The Grain Office recorded a 19.6% increase in costs due to higher input prices.

Notably, the sector’s wage bill remained almost unchanged, increasing from TND 4.11 billion to TND 4.18 billion, a rise of just 1.5%. In a period of high inflation, this effectively translated into a decline in employees’ purchasing power.

Operating profit returns to positive territory

The gap between revenue growth (+28%) and expense growth (+19.5%) generated a positive operating effect.

The combined operating result of the 88 enterprises improved from a loss of TND 1.56 billion in 2020 to a profit of TND 512.4 million in 2021, an improvement of TND 2.08 billion.

Top operating profits were recorded by:

STEG: TND 304.4 million

GCT: TND 288.6 million

ETAP: TND 242.7 million

CPG: TND 176.2 million

STIR: TND 140.7 million

However, 45 of the 88 enterprises still posted negative operating results, with combined losses of TND 1.21 billion.

The largest operating losses were recorded by:

Tunisair: TND 363.3 million

Transtu: TND 205.8 million

Office of Civil Aviation and Airports (OACA): TND 173.1 million

Tunisian Trade Office (OCT): TND 108.7 million

Tunisian National Railways (SNCFT): TND 100.1 million

Net results remain deeply negative

Once financial and tax charges are included, the picture becomes less favorable.

The consolidated net result of the 88 enterprises improved from a loss of TND 2.98 billion in 2020 to a loss of TND 1.13 billion in 2021, a reduction in losses of TND 1.85 billion, or 62%.

Despite the improvement, the sector remained structurally loss-making.

The ten most profitable enterprises generated combined net profits of TND 498.4 million, led by:

GCT: TND 133 million

National Agency for Petroleum and Fuel: TND 96.9 million

Merchant Marine and Ports Office: TND 61.6 million

Meanwhile, the ten worst-performing enterprises accumulated net losses of TND 1.46 billion, including:

Grain Office: TND 477.2 million loss

Transtu: TND 225.6 million loss

OACA: TND 173.4 million loss

ETAP: TND 139 million loss

SNCFT: TND 137.3 million loss

OCT: TND 120.2 million loss

Notably, CPG and GCT, leaders in operating profits, also contributed significantly to positive net results, illustrating how phosphate-related revenues can quickly become highly profitable when global prices rise.
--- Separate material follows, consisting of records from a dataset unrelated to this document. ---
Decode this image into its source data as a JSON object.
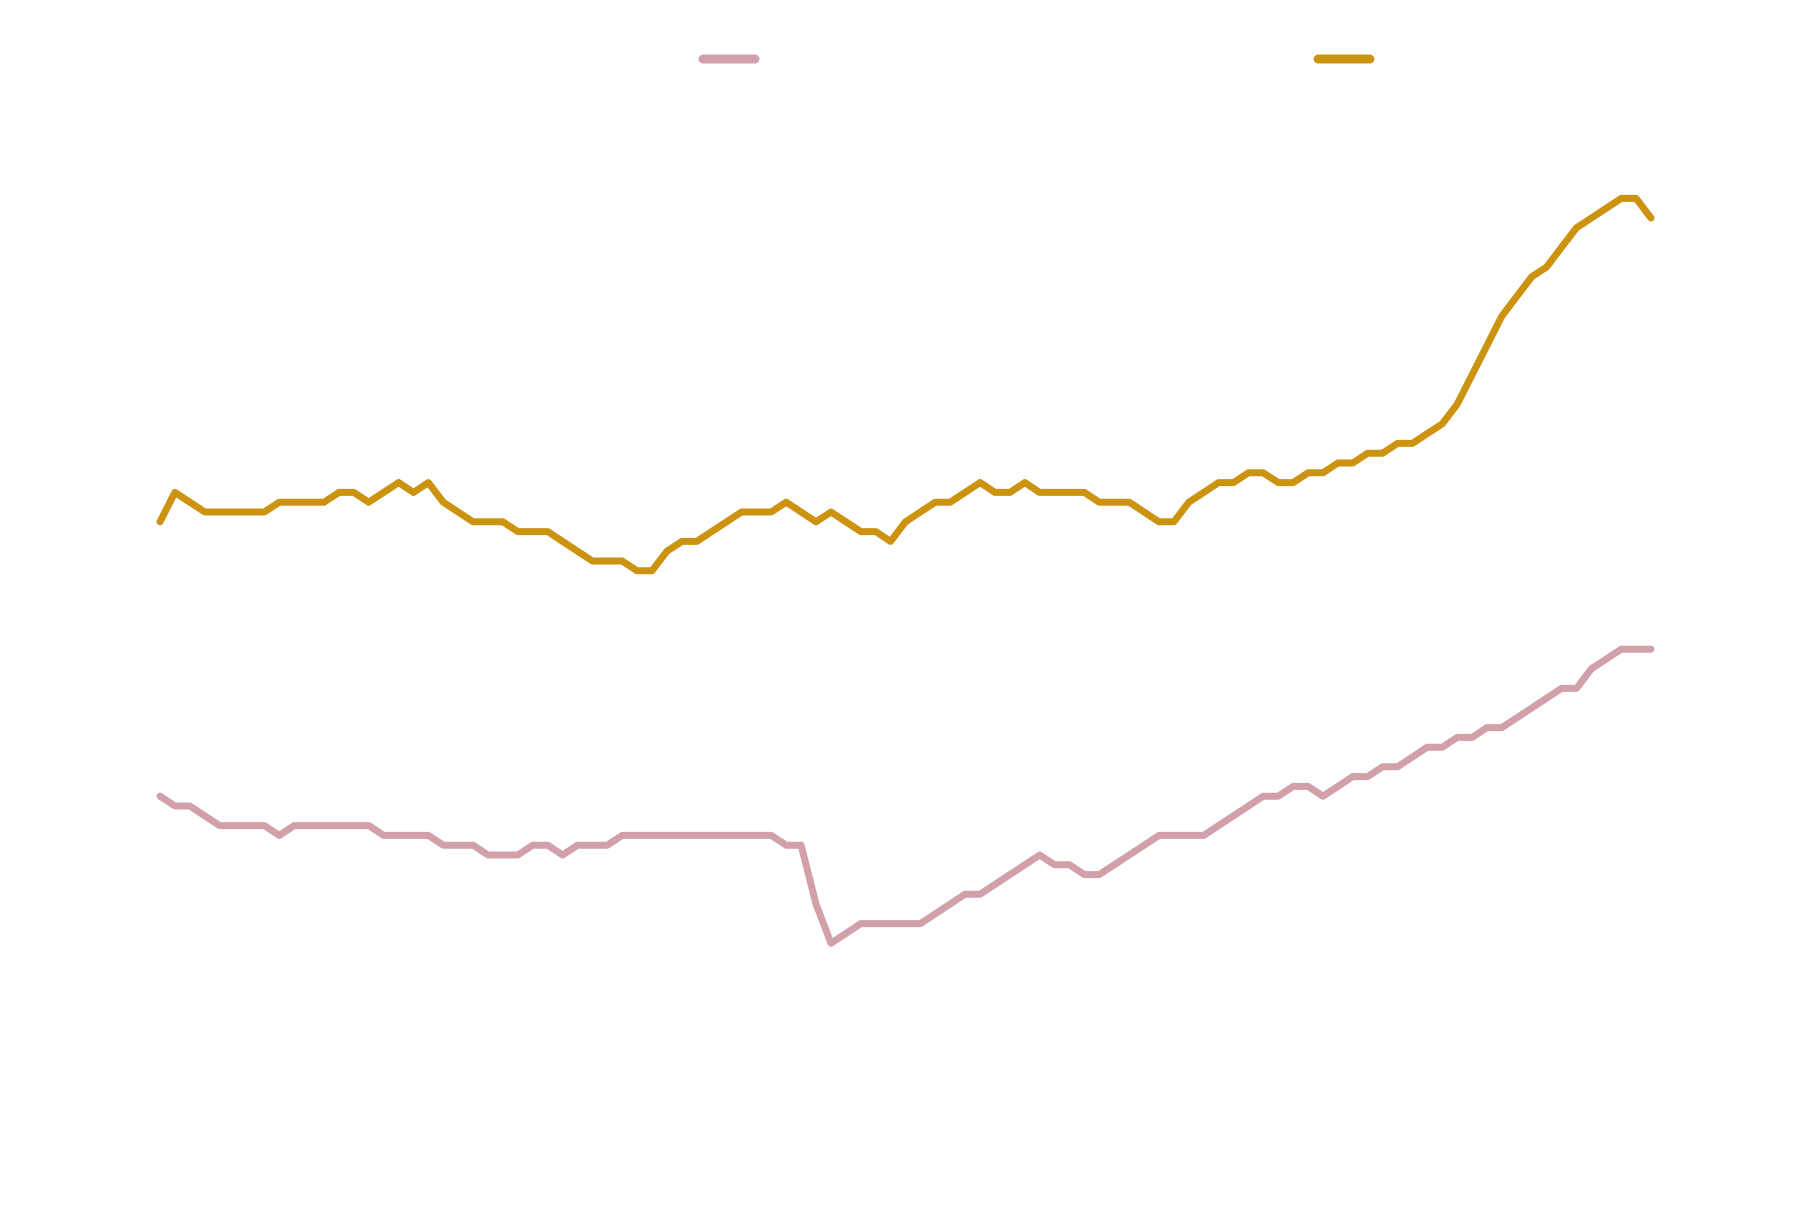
{
  "chart_data": {
    "type": "line",
    "title": "",
    "xlabel": "",
    "ylabel": "",
    "grid": false,
    "axes_visible": false,
    "legend_position": "top",
    "x": [
      0,
      10,
      20,
      30,
      40,
      50,
      60,
      70,
      80,
      90,
      100,
      110,
      120,
      130,
      140,
      150,
      160,
      170,
      180,
      190,
      200,
      210,
      220,
      230,
      240,
      250,
      260,
      270,
      280,
      290,
      300,
      310,
      320,
      330,
      340,
      350,
      360,
      370,
      380,
      390,
      400,
      410,
      420,
      430,
      440,
      450,
      460,
      470,
      480,
      490,
      500,
      510,
      520,
      530,
      540,
      550,
      560,
      570,
      580,
      590,
      600,
      610,
      620,
      630,
      640,
      650,
      660,
      670,
      680,
      690,
      700,
      710,
      720,
      730,
      740,
      750,
      760,
      770,
      780,
      790,
      800,
      810,
      820,
      830,
      840,
      850,
      860,
      870,
      880,
      890,
      900,
      910,
      920,
      930,
      940,
      950,
      960,
      970,
      980,
      990,
      1000
    ],
    "xlim": [
      0,
      1000
    ],
    "ylim": [
      0,
      100
    ],
    "series": [
      {
        "name": "",
        "color": "#d1a0a8",
        "values": [
          31,
          30,
          30,
          29,
          28,
          28,
          28,
          28,
          27,
          28,
          28,
          28,
          28,
          28,
          28,
          27,
          27,
          27,
          27,
          26,
          26,
          26,
          25,
          25,
          25,
          26,
          26,
          25,
          26,
          26,
          26,
          27,
          27,
          27,
          27,
          27,
          27,
          27,
          27,
          27,
          27,
          27,
          26,
          26,
          20,
          16,
          17,
          18,
          18,
          18,
          18,
          18,
          19,
          20,
          21,
          21,
          22,
          23,
          24,
          25,
          24,
          24,
          23,
          23,
          24,
          25,
          26,
          27,
          27,
          27,
          27,
          28,
          29,
          30,
          31,
          31,
          32,
          32,
          31,
          32,
          33,
          33,
          34,
          34,
          35,
          36,
          36,
          37,
          37,
          38,
          38,
          39,
          40,
          41,
          42,
          42,
          44,
          45,
          46,
          46,
          46
        ]
      },
      {
        "name": "",
        "color": "#cc9310",
        "values": [
          59,
          62,
          61,
          60,
          60,
          60,
          60,
          60,
          61,
          61,
          61,
          61,
          62,
          62,
          61,
          62,
          63,
          62,
          63,
          61,
          60,
          59,
          59,
          59,
          58,
          58,
          58,
          57,
          56,
          55,
          55,
          55,
          54,
          54,
          56,
          57,
          57,
          58,
          59,
          60,
          60,
          60,
          61,
          60,
          59,
          60,
          59,
          58,
          58,
          57,
          59,
          60,
          61,
          61,
          62,
          63,
          62,
          62,
          63,
          62,
          62,
          62,
          62,
          61,
          61,
          61,
          60,
          59,
          59,
          61,
          62,
          63,
          63,
          64,
          64,
          63,
          63,
          64,
          64,
          65,
          65,
          66,
          66,
          67,
          67,
          68,
          69,
          71,
          74,
          77,
          80,
          82,
          84,
          85,
          87,
          89,
          90,
          91,
          92,
          92,
          90
        ]
      }
    ]
  }
}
A fragility that prices can no longer hide

The report highlights three key lessons:

Extreme concentration: Just ten enterprises account for 80–82% of total sector revenues.

Heavy dependence on global commodity prices: Favorable price cycles can boost results, but the reverse can happen just as quickly.

Persistent structural losses: Transport, aviation, grain procurement and state-regulated trade continue to generate chronic deficits.

Ultimately, the 2021 rebound reflected a favorable external environment rather than a deep restructuring of Tunisia’s public enterprise sector. The apparent recovery was largely cyclical, not structural.